Reforming this system is a bipartisan issue in Congress that Sen. Catherine Cortez Masto (D-NV), along with colleagues in both parties, have introduced legislation on.

Johnson also suggested an access-side intervention that harkens back to a 2015-era Republican idea — allowing more drugs to be sold over-the-counter, including birth control, which the FDA approved in July.

“I’ll also push the FDA (Food and Drug Administration) to allow more prescription drugs to move over-the-counter,” Johnson wrote. “The recent decision to make a birth control pill available OTC was a step in the right direction.”

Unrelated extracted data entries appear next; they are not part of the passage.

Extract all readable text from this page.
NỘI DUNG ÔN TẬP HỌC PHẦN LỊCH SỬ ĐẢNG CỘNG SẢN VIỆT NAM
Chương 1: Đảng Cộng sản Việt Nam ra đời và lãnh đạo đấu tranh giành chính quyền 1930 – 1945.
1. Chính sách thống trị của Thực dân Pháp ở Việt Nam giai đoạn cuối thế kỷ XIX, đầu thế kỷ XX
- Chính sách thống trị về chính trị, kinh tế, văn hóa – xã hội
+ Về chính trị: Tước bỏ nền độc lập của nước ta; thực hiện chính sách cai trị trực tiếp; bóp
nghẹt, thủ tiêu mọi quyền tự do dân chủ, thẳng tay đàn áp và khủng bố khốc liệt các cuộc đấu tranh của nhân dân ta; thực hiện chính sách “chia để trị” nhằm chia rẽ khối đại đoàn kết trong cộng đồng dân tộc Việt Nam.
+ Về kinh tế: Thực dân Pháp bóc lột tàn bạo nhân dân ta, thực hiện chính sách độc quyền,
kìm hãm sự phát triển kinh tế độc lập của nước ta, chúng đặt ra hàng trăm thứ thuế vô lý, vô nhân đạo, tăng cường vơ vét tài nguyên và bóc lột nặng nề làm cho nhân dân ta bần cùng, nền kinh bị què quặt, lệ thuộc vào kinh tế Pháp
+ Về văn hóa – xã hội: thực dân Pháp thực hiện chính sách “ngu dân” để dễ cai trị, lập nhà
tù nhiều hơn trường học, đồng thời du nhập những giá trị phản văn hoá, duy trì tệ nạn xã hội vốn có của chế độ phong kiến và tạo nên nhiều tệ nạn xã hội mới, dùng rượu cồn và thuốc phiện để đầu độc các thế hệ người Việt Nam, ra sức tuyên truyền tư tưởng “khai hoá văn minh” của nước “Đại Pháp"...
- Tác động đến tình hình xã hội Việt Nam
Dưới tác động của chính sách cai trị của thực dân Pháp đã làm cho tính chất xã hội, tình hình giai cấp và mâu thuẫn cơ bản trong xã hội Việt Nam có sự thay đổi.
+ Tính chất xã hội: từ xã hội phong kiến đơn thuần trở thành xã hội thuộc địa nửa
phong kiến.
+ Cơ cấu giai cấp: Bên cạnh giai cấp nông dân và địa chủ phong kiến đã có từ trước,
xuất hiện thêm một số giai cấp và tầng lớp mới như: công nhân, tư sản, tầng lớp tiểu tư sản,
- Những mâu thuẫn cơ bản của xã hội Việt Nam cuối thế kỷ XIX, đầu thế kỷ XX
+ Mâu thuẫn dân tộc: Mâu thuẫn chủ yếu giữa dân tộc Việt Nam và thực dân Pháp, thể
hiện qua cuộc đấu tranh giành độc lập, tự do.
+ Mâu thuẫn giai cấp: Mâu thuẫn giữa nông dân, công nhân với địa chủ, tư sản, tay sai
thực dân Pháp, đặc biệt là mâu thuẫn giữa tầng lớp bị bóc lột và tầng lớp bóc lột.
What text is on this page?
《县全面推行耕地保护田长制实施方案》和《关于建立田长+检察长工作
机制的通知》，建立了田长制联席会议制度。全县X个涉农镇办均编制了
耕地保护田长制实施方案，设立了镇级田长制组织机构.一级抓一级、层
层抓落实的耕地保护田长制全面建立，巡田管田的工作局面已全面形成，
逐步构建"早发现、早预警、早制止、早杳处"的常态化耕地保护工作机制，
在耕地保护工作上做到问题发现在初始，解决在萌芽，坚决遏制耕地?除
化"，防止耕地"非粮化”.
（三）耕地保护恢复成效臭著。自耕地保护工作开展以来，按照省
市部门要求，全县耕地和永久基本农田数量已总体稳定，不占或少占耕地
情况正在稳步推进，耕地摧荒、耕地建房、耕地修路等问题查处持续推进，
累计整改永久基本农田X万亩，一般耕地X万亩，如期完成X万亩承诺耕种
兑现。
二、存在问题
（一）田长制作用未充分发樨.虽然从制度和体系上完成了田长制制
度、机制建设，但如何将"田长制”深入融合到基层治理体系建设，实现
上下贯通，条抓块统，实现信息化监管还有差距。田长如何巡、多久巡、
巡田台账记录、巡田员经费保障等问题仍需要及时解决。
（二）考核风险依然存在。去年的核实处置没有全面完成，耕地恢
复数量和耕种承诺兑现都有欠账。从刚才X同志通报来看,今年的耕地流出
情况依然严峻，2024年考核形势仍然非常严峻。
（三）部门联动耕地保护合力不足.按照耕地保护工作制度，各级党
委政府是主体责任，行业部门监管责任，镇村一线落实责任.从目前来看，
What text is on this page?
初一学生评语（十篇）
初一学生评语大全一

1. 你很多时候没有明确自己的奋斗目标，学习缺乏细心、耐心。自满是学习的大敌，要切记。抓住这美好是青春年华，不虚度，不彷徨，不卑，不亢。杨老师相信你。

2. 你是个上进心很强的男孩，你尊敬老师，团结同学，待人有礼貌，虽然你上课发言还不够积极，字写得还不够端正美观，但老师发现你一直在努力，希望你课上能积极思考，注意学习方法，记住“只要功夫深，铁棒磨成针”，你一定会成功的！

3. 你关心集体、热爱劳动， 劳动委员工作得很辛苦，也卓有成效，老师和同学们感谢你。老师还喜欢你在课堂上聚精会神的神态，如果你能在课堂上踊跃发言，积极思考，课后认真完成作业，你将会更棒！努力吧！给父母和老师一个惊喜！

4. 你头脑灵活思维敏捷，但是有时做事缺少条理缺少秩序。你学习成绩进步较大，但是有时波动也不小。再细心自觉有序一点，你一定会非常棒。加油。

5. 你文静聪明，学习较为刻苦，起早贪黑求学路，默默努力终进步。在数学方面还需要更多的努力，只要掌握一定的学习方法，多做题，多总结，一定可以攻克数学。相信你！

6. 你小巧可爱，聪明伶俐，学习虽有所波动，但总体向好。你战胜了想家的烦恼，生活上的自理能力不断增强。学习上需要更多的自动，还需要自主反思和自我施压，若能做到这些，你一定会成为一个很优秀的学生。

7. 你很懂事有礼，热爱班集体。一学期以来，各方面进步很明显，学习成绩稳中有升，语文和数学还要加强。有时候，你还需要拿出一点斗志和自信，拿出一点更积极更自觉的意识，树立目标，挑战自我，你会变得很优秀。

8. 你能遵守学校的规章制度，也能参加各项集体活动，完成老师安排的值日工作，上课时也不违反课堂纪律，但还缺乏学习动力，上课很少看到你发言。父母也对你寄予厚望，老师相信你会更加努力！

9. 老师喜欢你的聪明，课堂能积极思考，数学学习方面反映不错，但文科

Republican candidates’ campaign websites appear to have ceded the issue to Democrats. On health care, Brown’s website does not mention prescription drugs, saying he wants to make health care more affordable through promoting marketplace competition rather than through government interventions. Neither Grady’s website nor Senate candidate Jim Marchant’s includes a health care issues section, and neither Johnson’s nor First Congressional District candidate Mark Robertson’s websites discuss prescription drugs.

Only Jeffrey Ross Gunter, a doctor and Republican Senate candidate, mentions the issue on his website, saying he supports greater price transparency and would work to bring down prescription drug costs.

Koltak said the reluctance to highlight health care positions represents a lesson learned from 2018 — and an opportunity for Democrats in the state.

“You'll never hear them talk about it because they're never going to dig themselves into that political trap again, that they fell into with the ACA,” he said. “The reverse side of that is: This is all offense for Dems.”